Must-hit talking points

  • Mention 'Long Polling' (WaitTimeSeconds) to reduce costs and empty responses
  • Discuss 'Idempotency' as a requirement for handling SQS duplicates
  • Explain the 'Visibility Timeout' and how to extend it for long-running tasks
  • Highlight 'Dead Letter Queues' (DLQ) for handling unprocessable messages

Anticipate follow-ups

  • Q:How do you handle messages larger than 256KB? (Answer: S3 Claim Check pattern)
  • Q:How do you ensure exactly-once processing? (Answer: FIFO queues or Idempotency keys in the DB)
  • Q:How do you scale consumers? (Answer: CloudWatch Alarms on 'ApproximateNumberOfMessagesVisible' triggering Auto Scaling)

Red Flags

Setting the Visibility Timeout too short.

Why it fails: The consumer is still processing, but the message becomes visible again, leading to a second consumer picking it up and causing duplicate work or race conditions.

Not implementing idempotency in the consumer.
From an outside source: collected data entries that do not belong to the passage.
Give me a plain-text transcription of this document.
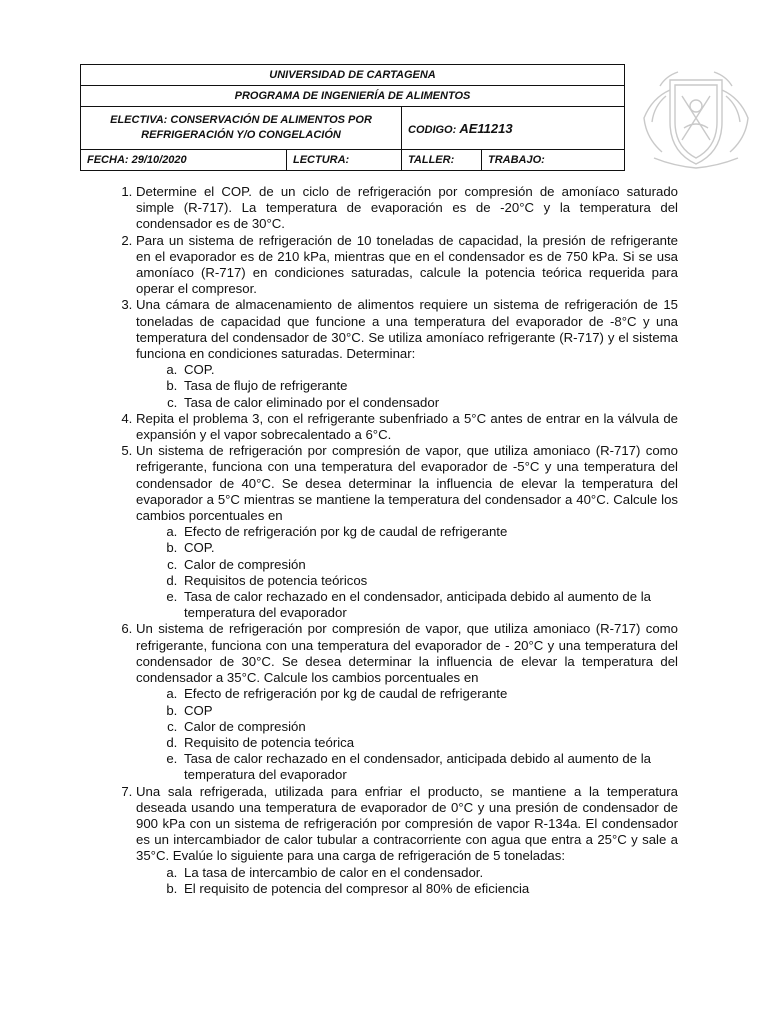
UNIVERSIDAD DE CARTAGENA			
PROGRAMA DE INGENIERÍA DE ALIMENTOS			
ELECTIVA: CONSERVACIÓN DE ALIMENTOS POR
REFRIGERACIÓN Y/O CONGELACIÓN		CODIGO: AE11213	
FECHA: 29/10/2020	LECTURA:	TALLER:	TRABAJO:
1. Determine el COP. de un ciclo de refrigeración por compresión de amoníaco saturado simple (R-717). La temperatura de evaporación es de -20°C y la temperatura del condensador es de 30°C.
2. Para un sistema de refrigeración de 10 toneladas de capacidad, la presión de refrigerante en el evaporador es de 210 kPa, mientras que en el condensador es de 750 kPa. Si se usa amoníaco (R-717) en condiciones saturadas, calcule la potencia teórica requerida para operar el compresor.
3. Una cámara de almacenamiento de alimentos requiere un sistema de refrigeración de 15 toneladas de capacidad que funcione a una temperatura del evaporador de -8°C y una temperatura del condensador de 30°C. Se utiliza amoníaco refrigerante (R-717) y el sistema funciona en condiciones saturadas. Determinar:
a. COP.
b. Tasa de flujo de refrigerante
c. Tasa de calor eliminado por el condensador
4. Repita el problema 3, con el refrigerante subenfriado a 5°C antes de entrar en la válvula de expansión y el vapor sobrecalentado a 6°C.
5. Un sistema de refrigeración por compresión de vapor, que utiliza amoniaco (R-717) como refrigerante, funciona con una temperatura del evaporador de -5°C y una temperatura del condensador de 40°C. Se desea determinar la influencia de elevar la temperatura del evaporador a 5°C mientras se mantiene la temperatura del condensador a 40°C. Calcule los cambios porcentuales en
a. Efecto de refrigeración por kg de caudal de refrigerante
b. COP.
c. Calor de compresión
d. Requisitos de potencia teóricos
e. Tasa de calor rechazado en el condensador, anticipada debido al aumento de la temperatura del evaporador
6. Un sistema de refrigeración por compresión de vapor, que utiliza amoniaco (R-717) como refrigerante, funciona con una temperatura del evaporador de - 20°C y una temperatura del condensador de 30°C. Se desea determinar la influencia de elevar la temperatura del condensador a 35°C. Calcule los cambios porcentuales en
a. Efecto de refrigeración por kg de caudal de refrigerante
b. COP
c. Calor de compresión
d. Requisito de potencia teórica
e. Tasa de calor rechazado en el condensador, anticipada debido al aumento de la temperatura del evaporador
7. Una sala refrigerada, utilizada para enfriar el producto, se mantiene a la temperatura deseada usando una temperatura de evaporador de 0°C y una presión de condensador de 900 kPa con un sistema de refrigeración por compresión de vapor R-134a. El condensador es un intercambiador de calor tubular a contracorriente con agua que entra a 25°C y sale a 35°C. Evalúe lo siguiente para una carga de refrigeración de 5 toneladas:
a. La tasa de intercambio de calor en el condensador.
b. El requisito de potencia del compresor al 80% de eficiencia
Why it fails: SQS Standard guarantees 'at-least-once' delivery. Without idempotency, your system will eventually process the same message twice, leading to corrupted data (e.g., double-charging a customer).

Using SQS for high-frequency request-response.

Why it fails: The overhead of polling and the distributed nature of SQS adds latency (tens to hundreds of milliseconds) that is unacceptable for synchronous UI interactions.